The Backroom Brigade: How a Few Intrepid Entrepreneurs Brought the World to India
by Seetha can provide you a blow-by-blow account of what and who made the backoffice and customer care jobs relocate to India PRAGATI VERMA Financial Express : Sunday, July 16, 2006
The story takes off from the time when American Express comptroller visited India, suspecting the lower cost of operations in India to be an accounting mistake and how the American banking major eventually decided to locate the Asia Pacific finance function to India. It is definitely not a how-to book that will take you through the process of outsourcing but offers a comprehensive understanding of how it all started and provides insights into what went behind the scenes.
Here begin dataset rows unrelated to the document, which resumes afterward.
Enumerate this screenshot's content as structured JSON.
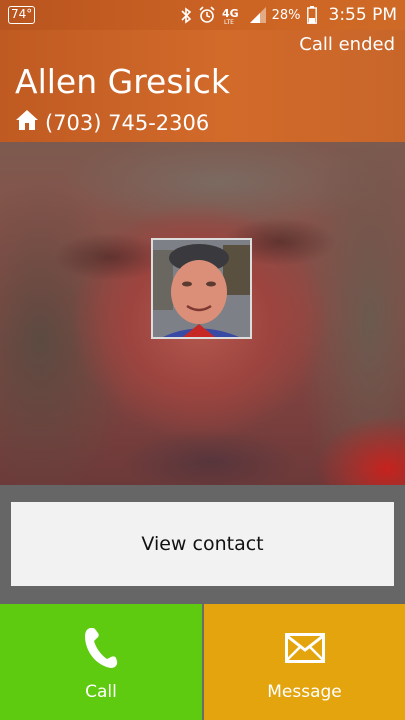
{
  "status_bar": {
    "temperature": "74°",
    "network": "4G LTE",
    "battery": "28%",
    "time": "3:55 PM"
  },
  "header": {
    "call_status": "Call ended",
    "contact_name": "Allen Gresick",
    "phone_number": "(703) 745-2306",
    "phone_type_icon": "home-icon"
  },
  "actions": {
    "view_contact": "View contact",
    "call": "Call",
    "message": "Message"
  },
  "colors": {
    "header": "#c8622a",
    "call": "#5ecb11",
    "message": "#e3a40e",
    "band": "#666666"
  }
}
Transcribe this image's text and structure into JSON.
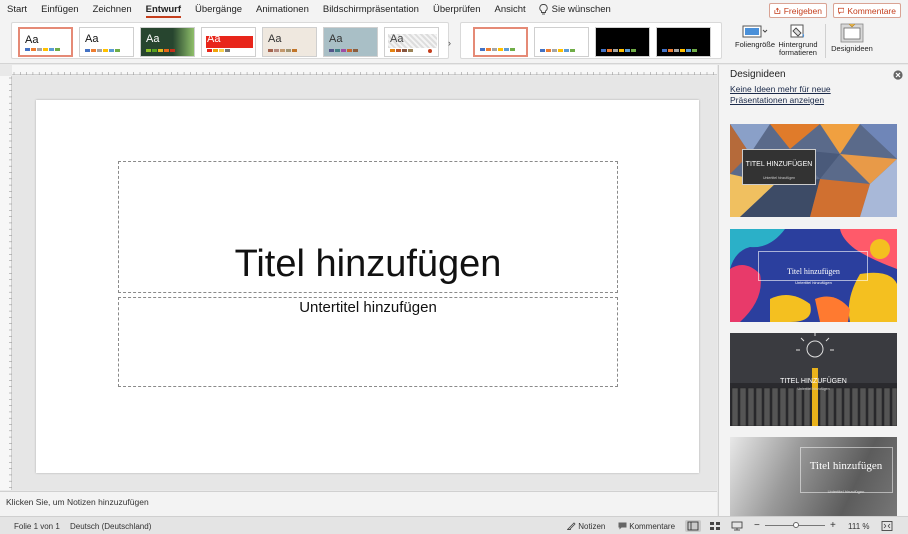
{
  "menu": {
    "tabs": [
      "Start",
      "Einfügen",
      "Zeichnen",
      "Entwurf",
      "Übergänge",
      "Animationen",
      "Bildschirmpräsentation",
      "Überprüfen",
      "Ansicht"
    ],
    "active_tab": "Entwurf",
    "tell_me": "Sie wünschen",
    "share_label": "Freigeben",
    "comments_label": "Kommentare"
  },
  "ribbon": {
    "theme_aa": "Aa",
    "slide_size_label": "Foliengröße",
    "format_background_label": "Hintergrund formatieren",
    "design_ideas_label": "Designideen"
  },
  "slide": {
    "title_placeholder": "Titel hinzufügen",
    "subtitle_placeholder": "Untertitel hinzufügen"
  },
  "notes": {
    "placeholder": "Klicken Sie, um Notizen hinzuzufügen"
  },
  "design_pane": {
    "title": "Designideen",
    "link": "Keine Ideen mehr für neue Präsentationen anzeigen",
    "ideas": [
      {
        "title": "TITEL HINZUFÜGEN",
        "subtitle": "Untertitel hinzufügen"
      },
      {
        "title": "Titel hinzufügen",
        "subtitle": "Untertitel hinzufügen"
      },
      {
        "title": "TITEL HINZUFÜGEN",
        "subtitle": "Untertitel hinzufügen"
      },
      {
        "title": "Titel hinzufügen",
        "subtitle": "Untertitel hinzufügen"
      }
    ]
  },
  "status": {
    "slide_counter": "Folie 1 von 1",
    "language": "Deutsch (Deutschland)",
    "notes_label": "Notizen",
    "comments_label": "Kommentare",
    "zoom_minus": "−",
    "zoom_plus": "+",
    "zoom_level": "111 %"
  },
  "colors": {
    "accent": "#c43e1c",
    "selection_border": "#e58a76"
  }
}
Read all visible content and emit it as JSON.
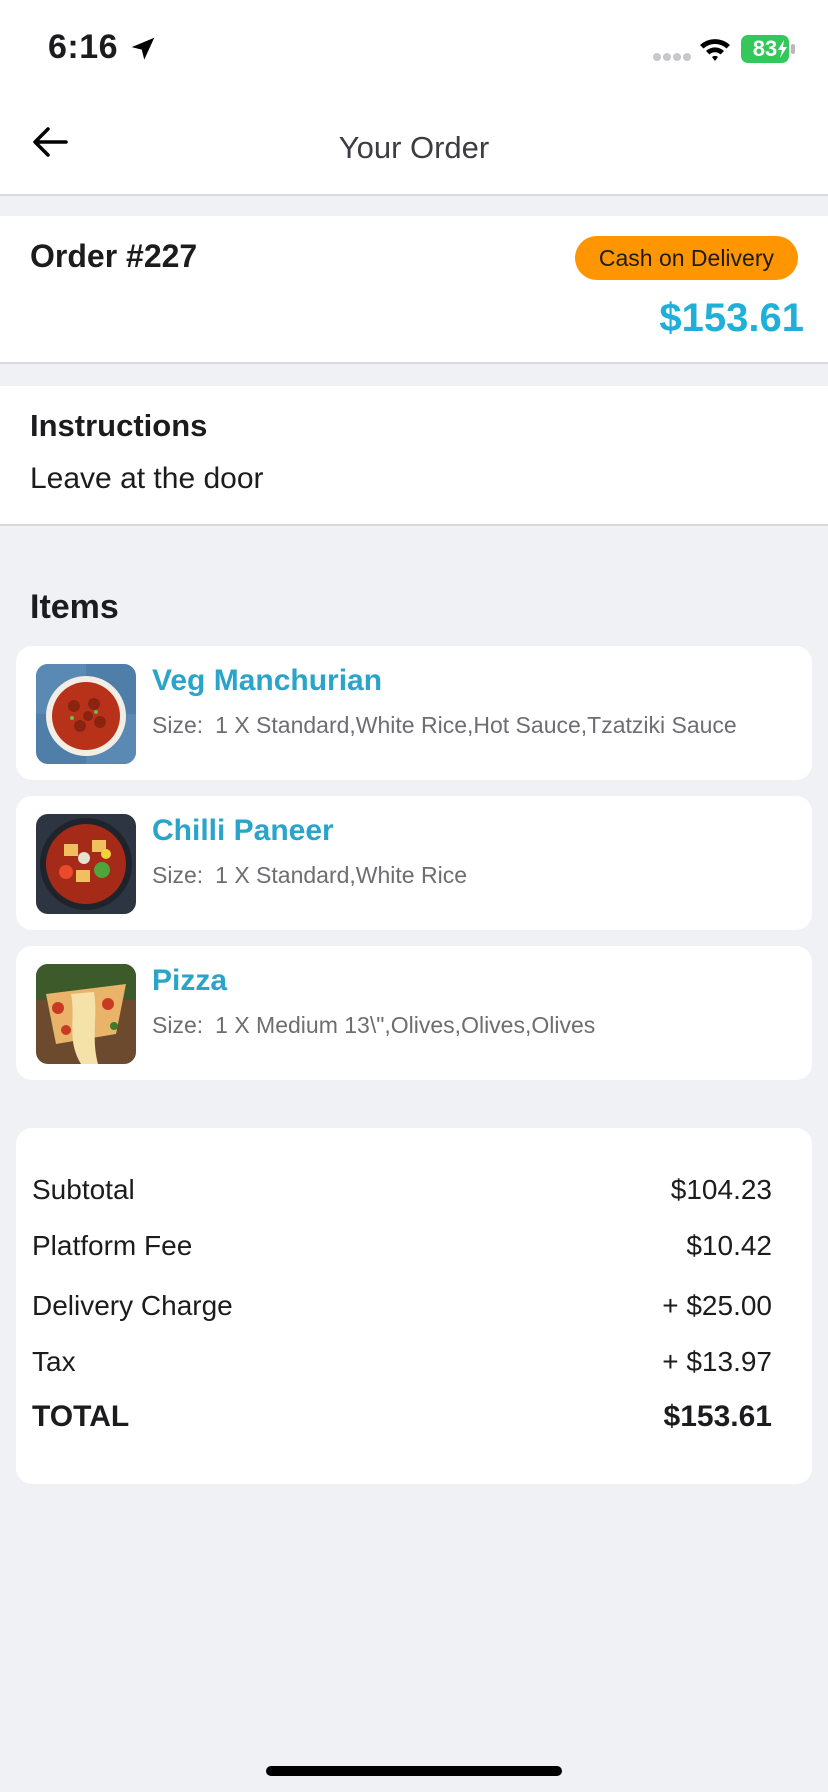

Written in a chatty style, it is full of colourful anecdotes from the back-office pioneers even as it takes a close and analytical look at the BPO boom. The story comes to you in bits and pieces, straight from the likes of Raman Roy, who pioneered the concept at Amex and GECIS before venturing out on his own; Sanjeev Aggarwal, Pavan Vaish and M J Arvind, who promoted Daksh and sold it to IBM later, and Vikram Talwar of EXL. You can catch the entire drama on how Citibank missed out on being the first to kick off the boom. Her access to the people and thus situations has not only helped her paint the BPO landscape accurately but also narrate the story of evolution. Research and detail in the book are especially intriguing as it was done in the year of backlash and US presidential election when the walls of stony silence were a norm in the offshoring world. It’s just like Thomas Friedman’s The World is Flat, The Backroom Brigade that narrates the story of the forces behind the revolution and lets the readers into meetings with industry leaders. Seetha is a Delhi-based economic journalist and the book is typical of a journalist's down-to-earth and chatty style and full of anecdotes.